Faut-il payer pour des livres «recommandés»?

Justine Mercier
Le Droit

C’est la rentrée, cette semaine, pour des dizaines de milliers d’élèves de la région de la capitale fédérale. Pour l’Outaouais, les prévisions font état de près de 48?000 écoliers attendus en maternelle, au primaire et au secondaire. Sur la rive ontarienne, les trois conseils scolaires francophones de l’Est ontarien prévoient accueillir plus de 42?000 enfants et adolescents. Plusieurs prennent le chemin des classes dès lundi, tandis que d’autres ont un répit jusqu’à mardi, et même jusqu’à mercredi dans certains cas. Énervante pour les enfants, la rentrée est plutôt stressante pour leurs parents. Les dépenses s’accumulent pendant que la gestion des horaires de toute la famille relève parfois de l’exploit. Portrait de la situation.
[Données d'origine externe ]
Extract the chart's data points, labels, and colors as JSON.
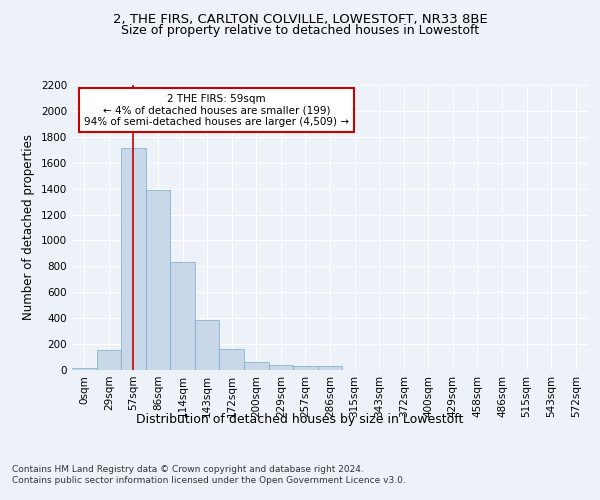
{
  "title_line1": "2, THE FIRS, CARLTON COLVILLE, LOWESTOFT, NR33 8BE",
  "title_line2": "Size of property relative to detached houses in Lowestoft",
  "xlabel": "Distribution of detached houses by size in Lowestoft",
  "ylabel": "Number of detached properties",
  "bin_labels": [
    "0sqm",
    "29sqm",
    "57sqm",
    "86sqm",
    "114sqm",
    "143sqm",
    "172sqm",
    "200sqm",
    "229sqm",
    "257sqm",
    "286sqm",
    "315sqm",
    "343sqm",
    "372sqm",
    "400sqm",
    "429sqm",
    "458sqm",
    "486sqm",
    "515sqm",
    "543sqm",
    "572sqm"
  ],
  "bar_values": [
    18,
    155,
    1710,
    1390,
    835,
    385,
    160,
    65,
    38,
    30,
    30,
    0,
    0,
    0,
    0,
    0,
    0,
    0,
    0,
    0,
    0
  ],
  "bar_color": "#c8d8e8",
  "bar_edge_color": "#7aaac8",
  "ylim": [
    0,
    2200
  ],
  "yticks": [
    0,
    200,
    400,
    600,
    800,
    1000,
    1200,
    1400,
    1600,
    1800,
    2000,
    2200
  ],
  "property_bin_index": 2,
  "vline_color": "#cc0000",
  "annotation_text": "2 THE FIRS: 59sqm\n← 4% of detached houses are smaller (199)\n94% of semi-detached houses are larger (4,509) →",
  "annotation_box_color": "#ffffff",
  "annotation_box_edge": "#cc0000",
  "footer_line1": "Contains HM Land Registry data © Crown copyright and database right 2024.",
  "footer_line2": "Contains public sector information licensed under the Open Government Licence v3.0.",
  "background_color": "#edf2f9",
  "plot_bg_color": "#edf2f9",
  "grid_color": "#ffffff",
  "title_fontsize": 9.5,
  "subtitle_fontsize": 9,
  "tick_fontsize": 7.5,
  "ylabel_fontsize": 8.5,
  "xlabel_fontsize": 9,
  "footer_fontsize": 6.5
}
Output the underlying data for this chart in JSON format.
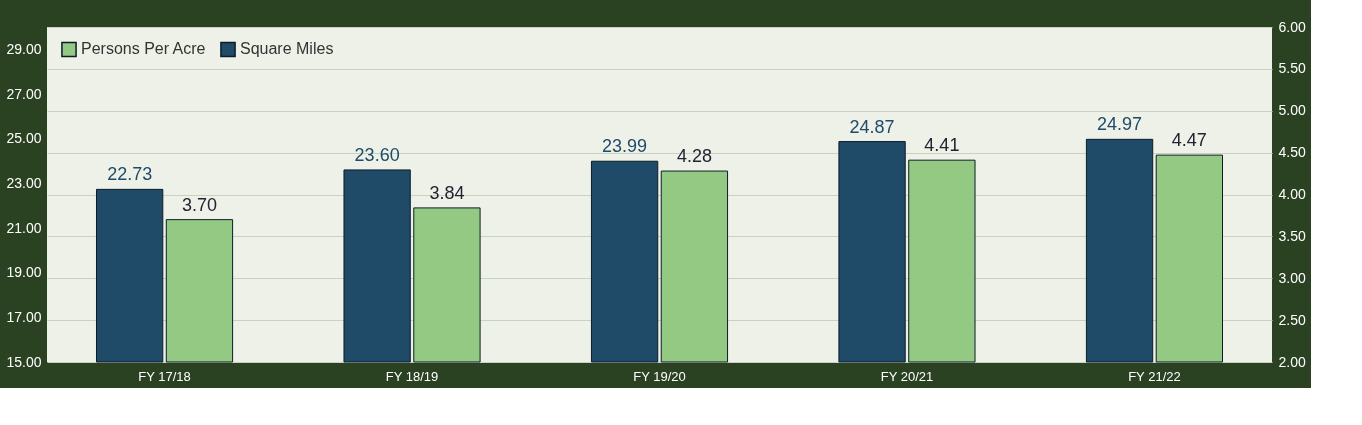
{
  "chart_data": {
    "type": "bar",
    "categories": [
      "FY 17/18",
      "FY 18/19",
      "FY 19/20",
      "FY 20/21",
      "FY 21/22"
    ],
    "series": [
      {
        "name": "Square Miles",
        "color": "#1f4a68",
        "values": [
          22.73,
          23.6,
          23.99,
          24.87,
          24.97
        ],
        "value_labels": [
          "22.73",
          "23.60",
          "23.99",
          "24.87",
          "24.97"
        ]
      },
      {
        "name": "Persons Per Acre",
        "color": "#93c983",
        "axis": "y2",
        "values": [
          3.7,
          3.84,
          4.28,
          4.41,
          4.47
        ],
        "value_labels": [
          "3.70",
          "3.84",
          "4.28",
          "4.41",
          "4.47"
        ]
      }
    ],
    "ylim": [
      15,
      30
    ],
    "yticks": [
      {
        "value": 15,
        "label": "15.00"
      },
      {
        "value": 17,
        "label": "17.00"
      },
      {
        "value": 19,
        "label": "19.00"
      },
      {
        "value": 21,
        "label": "21.00"
      },
      {
        "value": 23,
        "label": "23.00"
      },
      {
        "value": 25,
        "label": "25.00"
      },
      {
        "value": 27,
        "label": "27.00"
      },
      {
        "value": 29,
        "label": "29.00"
      }
    ],
    "y2lim": [
      2,
      6
    ],
    "y2ticks": [
      {
        "value": 2,
        "label": "2.00"
      },
      {
        "value": 2.5,
        "label": "2.50"
      },
      {
        "value": 3,
        "label": "3.00"
      },
      {
        "value": 3.5,
        "label": "3.50"
      },
      {
        "value": 4,
        "label": "4.00"
      },
      {
        "value": 4.5,
        "label": "4.50"
      },
      {
        "value": 5,
        "label": "5.00"
      },
      {
        "value": 5.5,
        "label": "5.50"
      },
      {
        "value": 6,
        "label": "6.00"
      }
    ],
    "grid": "y2",
    "legend": "top left"
  }
}
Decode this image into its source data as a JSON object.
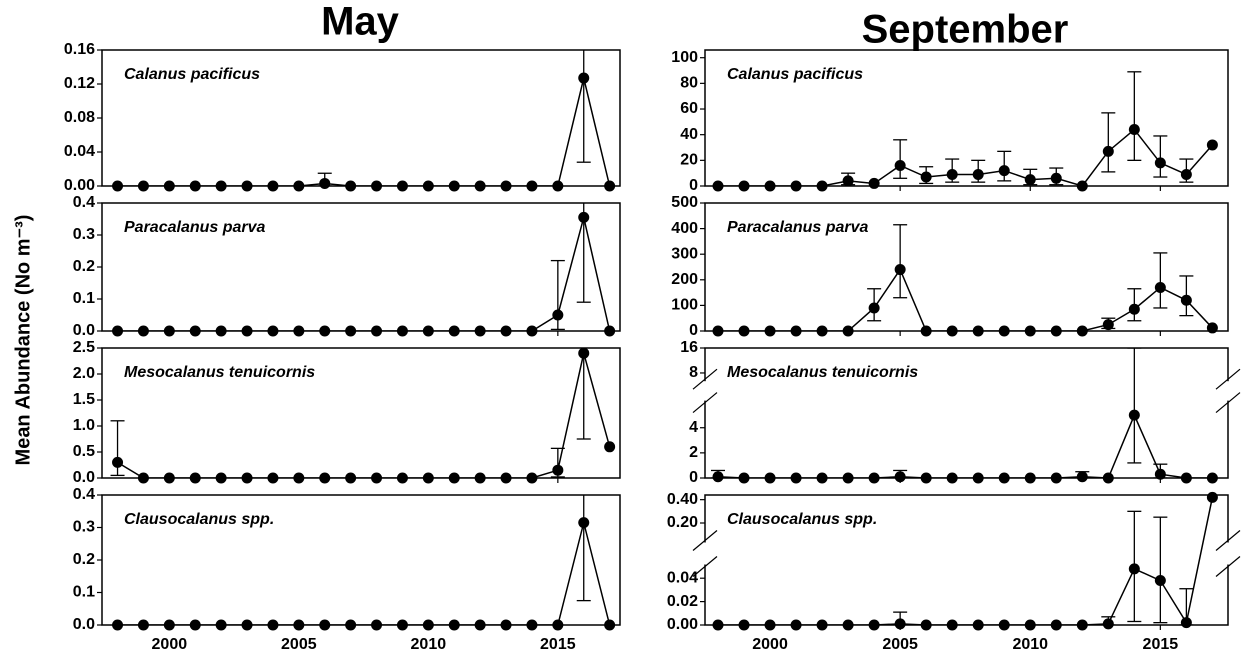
{
  "columns": [
    "May",
    "September"
  ],
  "ylabel": "Mean Abundance (No m⁻³)",
  "chart_data": [
    {
      "type": "line",
      "label": "Calanus pacificus",
      "color": "#000000",
      "x": [
        1998,
        1999,
        2000,
        2001,
        2002,
        2003,
        2004,
        2005,
        2006,
        2007,
        2008,
        2009,
        2010,
        2011,
        2012,
        2013,
        2014,
        2015,
        2016,
        2017
      ],
      "values": [
        0,
        0,
        0,
        0,
        0,
        0,
        0,
        0,
        0.003,
        0,
        0,
        0,
        0,
        0,
        0,
        0,
        0,
        0,
        0.127,
        0
      ],
      "ci_low": [
        null,
        null,
        null,
        null,
        null,
        null,
        null,
        null,
        0,
        null,
        null,
        null,
        null,
        null,
        null,
        null,
        null,
        null,
        0.028,
        null
      ],
      "ci_high": [
        null,
        null,
        null,
        null,
        null,
        null,
        null,
        null,
        0.015,
        null,
        null,
        null,
        null,
        null,
        null,
        null,
        null,
        null,
        0.2,
        null
      ],
      "xlim": [
        1997.4,
        2017.4
      ],
      "xticks": [
        2000,
        2005,
        2010,
        2015
      ],
      "ylim": [
        0,
        0.16
      ],
      "yticks": [
        {
          "value": 0,
          "label": "0.00"
        },
        0.04,
        0.08,
        0.12,
        0.16
      ]
    },
    {
      "type": "line",
      "label": "Paracalanus parva",
      "color": "#000000",
      "x": [
        1998,
        1999,
        2000,
        2001,
        2002,
        2003,
        2004,
        2005,
        2006,
        2007,
        2008,
        2009,
        2010,
        2011,
        2012,
        2013,
        2014,
        2015,
        2016,
        2017
      ],
      "values": [
        0,
        0,
        0,
        0,
        0,
        0,
        0,
        0,
        0,
        0,
        0,
        0,
        0,
        0,
        0,
        0,
        0,
        0.05,
        0.355,
        0
      ],
      "ci_low": [
        null,
        null,
        null,
        null,
        null,
        null,
        null,
        null,
        null,
        null,
        null,
        null,
        null,
        null,
        null,
        null,
        null,
        0.005,
        0.09,
        null
      ],
      "ci_high": [
        null,
        null,
        null,
        null,
        null,
        null,
        null,
        null,
        null,
        null,
        null,
        null,
        null,
        null,
        null,
        null,
        null,
        0.22,
        0.45,
        null
      ],
      "xlim": [
        1997.4,
        2017.4
      ],
      "xticks": [
        2000,
        2005,
        2010,
        2015
      ],
      "ylim": [
        0,
        0.4
      ],
      "yticks": [
        {
          "value": 0,
          "label": "0.0"
        },
        0.1,
        0.2,
        0.3,
        0.4
      ]
    },
    {
      "type": "line",
      "label": "Mesocalanus tenuicornis",
      "color": "#000000",
      "x": [
        1998,
        1999,
        2000,
        2001,
        2002,
        2003,
        2004,
        2005,
        2006,
        2007,
        2008,
        2009,
        2010,
        2011,
        2012,
        2013,
        2014,
        2015,
        2016,
        2017
      ],
      "values": [
        0.3,
        0,
        0,
        0,
        0,
        0,
        0,
        0,
        0,
        0,
        0,
        0,
        0,
        0,
        0,
        0,
        0,
        0.15,
        2.4,
        0.6
      ],
      "ci_low": [
        0.05,
        null,
        null,
        null,
        null,
        null,
        null,
        null,
        null,
        null,
        null,
        null,
        null,
        null,
        null,
        null,
        null,
        0.02,
        0.75,
        null
      ],
      "ci_high": [
        1.1,
        null,
        null,
        null,
        null,
        null,
        null,
        null,
        null,
        null,
        null,
        null,
        null,
        null,
        null,
        null,
        null,
        0.57,
        2.6,
        null
      ],
      "xlim": [
        1997.4,
        2017.4
      ],
      "xticks": [
        2000,
        2005,
        2010,
        2015
      ],
      "ylim": [
        0,
        2.5
      ],
      "yticks": [
        {
          "value": 0,
          "label": "0.0"
        },
        0.5,
        {
          "value": 1,
          "label": "1.0"
        },
        1.5,
        {
          "value": 2,
          "label": "2.0"
        },
        2.5
      ]
    },
    {
      "type": "line",
      "label": "Clausocalanus spp.",
      "color": "#000000",
      "x": [
        1998,
        1999,
        2000,
        2001,
        2002,
        2003,
        2004,
        2005,
        2006,
        2007,
        2008,
        2009,
        2010,
        2011,
        2012,
        2013,
        2014,
        2015,
        2016,
        2017
      ],
      "values": [
        0,
        0,
        0,
        0,
        0,
        0,
        0,
        0,
        0,
        0,
        0,
        0,
        0,
        0,
        0,
        0,
        0,
        0,
        0.315,
        0
      ],
      "ci_low": [
        null,
        null,
        null,
        null,
        null,
        null,
        null,
        null,
        null,
        null,
        null,
        null,
        null,
        null,
        null,
        null,
        null,
        null,
        0.075,
        null
      ],
      "ci_high": [
        null,
        null,
        null,
        null,
        null,
        null,
        null,
        null,
        null,
        null,
        null,
        null,
        null,
        null,
        null,
        null,
        null,
        null,
        0.45,
        null
      ],
      "xlim": [
        1997.4,
        2017.4
      ],
      "xticks": [
        2000,
        2005,
        2010,
        2015
      ],
      "ylim": [
        0,
        0.4
      ],
      "yticks": [
        {
          "value": 0,
          "label": "0.0"
        },
        0.1,
        0.2,
        0.3,
        0.4
      ]
    },
    {
      "type": "line",
      "label": "Calanus pacificus",
      "color": "#000000",
      "x": [
        1998,
        1999,
        2000,
        2001,
        2002,
        2003,
        2004,
        2005,
        2006,
        2007,
        2008,
        2009,
        2010,
        2011,
        2012,
        2013,
        2014,
        2015,
        2016,
        2017
      ],
      "values": [
        0,
        0,
        0,
        0,
        0,
        4,
        2,
        16,
        7,
        9,
        9,
        12,
        5,
        6,
        0,
        27,
        44,
        18,
        9,
        32
      ],
      "ci_low": [
        null,
        null,
        null,
        null,
        null,
        1,
        null,
        6,
        2,
        3,
        3,
        4,
        1,
        1,
        null,
        11,
        20,
        7,
        3,
        null
      ],
      "ci_high": [
        null,
        null,
        null,
        null,
        null,
        10,
        null,
        36,
        15,
        21,
        20,
        27,
        13,
        14,
        null,
        57,
        89,
        39,
        21,
        null
      ],
      "xlim": [
        1997.5,
        2017.6
      ],
      "xticks": [
        2000,
        2005,
        2010,
        2015
      ],
      "ylim": [
        0,
        106
      ],
      "yticks": [
        0,
        20,
        40,
        60,
        80,
        100
      ]
    },
    {
      "type": "line",
      "label": "Paracalanus parva",
      "color": "#000000",
      "x": [
        1998,
        1999,
        2000,
        2001,
        2002,
        2003,
        2004,
        2005,
        2006,
        2007,
        2008,
        2009,
        2010,
        2011,
        2012,
        2013,
        2014,
        2015,
        2016,
        2017
      ],
      "values": [
        0,
        0,
        0,
        0,
        0,
        0,
        90,
        240,
        0,
        0,
        0,
        0,
        0,
        0,
        0,
        25,
        85,
        170,
        120,
        12
      ],
      "ci_low": [
        null,
        null,
        null,
        null,
        null,
        null,
        40,
        130,
        null,
        null,
        null,
        null,
        null,
        null,
        null,
        10,
        40,
        90,
        60,
        null
      ],
      "ci_high": [
        null,
        null,
        null,
        null,
        null,
        null,
        165,
        415,
        null,
        null,
        null,
        null,
        null,
        null,
        null,
        50,
        165,
        305,
        215,
        null
      ],
      "xlim": [
        1997.5,
        2017.6
      ],
      "xticks": [
        2000,
        2005,
        2010,
        2015
      ],
      "ylim": [
        0,
        500
      ],
      "yticks": [
        0,
        100,
        200,
        300,
        400,
        500
      ]
    },
    {
      "type": "line",
      "label": "Mesocalanus tenuicornis",
      "color": "#000000",
      "x": [
        1998,
        1999,
        2000,
        2001,
        2002,
        2003,
        2004,
        2005,
        2006,
        2007,
        2008,
        2009,
        2010,
        2011,
        2012,
        2013,
        2014,
        2015,
        2016,
        2017
      ],
      "values": [
        0.1,
        0,
        0,
        0,
        0,
        0,
        0,
        0.1,
        0,
        0,
        0,
        0,
        0,
        0,
        0.1,
        0,
        5,
        0.3,
        0,
        0
      ],
      "ci_low": [
        0,
        null,
        null,
        null,
        null,
        null,
        null,
        0,
        null,
        null,
        null,
        null,
        null,
        null,
        0,
        null,
        1.2,
        0,
        null,
        null
      ],
      "ci_high": [
        0.6,
        null,
        null,
        null,
        null,
        null,
        null,
        0.6,
        null,
        null,
        null,
        null,
        null,
        null,
        0.5,
        null,
        16,
        1.1,
        null,
        null
      ],
      "xlim": [
        1997.5,
        2017.6
      ],
      "xticks": [
        2000,
        2005,
        2010,
        2015
      ],
      "ylim": [
        0,
        16
      ],
      "ysegments": [
        [
          0,
          6
        ],
        [
          6,
          16
        ]
      ],
      "yticks": [
        0,
        2,
        4,
        8,
        16
      ]
    },
    {
      "type": "line",
      "label": "Clausocalanus spp.",
      "color": "#000000",
      "x": [
        1998,
        1999,
        2000,
        2001,
        2002,
        2003,
        2004,
        2005,
        2006,
        2007,
        2008,
        2009,
        2010,
        2011,
        2012,
        2013,
        2014,
        2015,
        2016,
        2017
      ],
      "values": [
        0,
        0,
        0,
        0,
        0,
        0,
        0,
        0.001,
        0,
        0,
        0,
        0,
        0,
        0,
        0,
        0.001,
        0.048,
        0.038,
        0.002,
        0.42
      ],
      "ci_low": [
        null,
        null,
        null,
        null,
        null,
        null,
        null,
        0,
        null,
        null,
        null,
        null,
        null,
        null,
        null,
        0,
        0.003,
        0.002,
        0,
        null
      ],
      "ci_high": [
        null,
        null,
        null,
        null,
        null,
        null,
        null,
        0.011,
        null,
        null,
        null,
        null,
        null,
        null,
        null,
        0.007,
        0.3,
        0.25,
        0.031,
        null
      ],
      "xlim": [
        1997.5,
        2017.6
      ],
      "xticks": [
        2000,
        2005,
        2010,
        2015
      ],
      "ylim": [
        0,
        0.44
      ],
      "ysegments": [
        [
          0,
          0.05
        ],
        [
          0.05,
          0.44
        ]
      ],
      "yticks": [
        {
          "value": 0,
          "label": "0.00"
        },
        0.02,
        0.04,
        {
          "value": 0.2,
          "label": "0.20"
        },
        {
          "value": 0.4,
          "label": "0.40"
        }
      ]
    }
  ]
}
Les parents doivent-ils payer pour des dictionnaires, des grammaires, des guides de conjugaison ou des romans requis par certaines directions d’écoles ? Les établissements contournent-ils la loi en inscrivant les mentions « facultatif » ou « fortement recommandé » ? La Cour supérieure est appelée à se pencher sur la question alors qu’un recours collectif a été autorisé, cet été, contre une commission scolaire de la Montérégie.

En entrevue téléphonique avec LeDroit, hier, la nouvelle ministre de l’Éducation, Line Beauchamp, s’est dite consciente que le fardeau financier des parents peut parfois être très lourd. Mais au-delà du matériel à fournir par les parents, « l’éducation est gratuite », affirme Mme Beauchamp.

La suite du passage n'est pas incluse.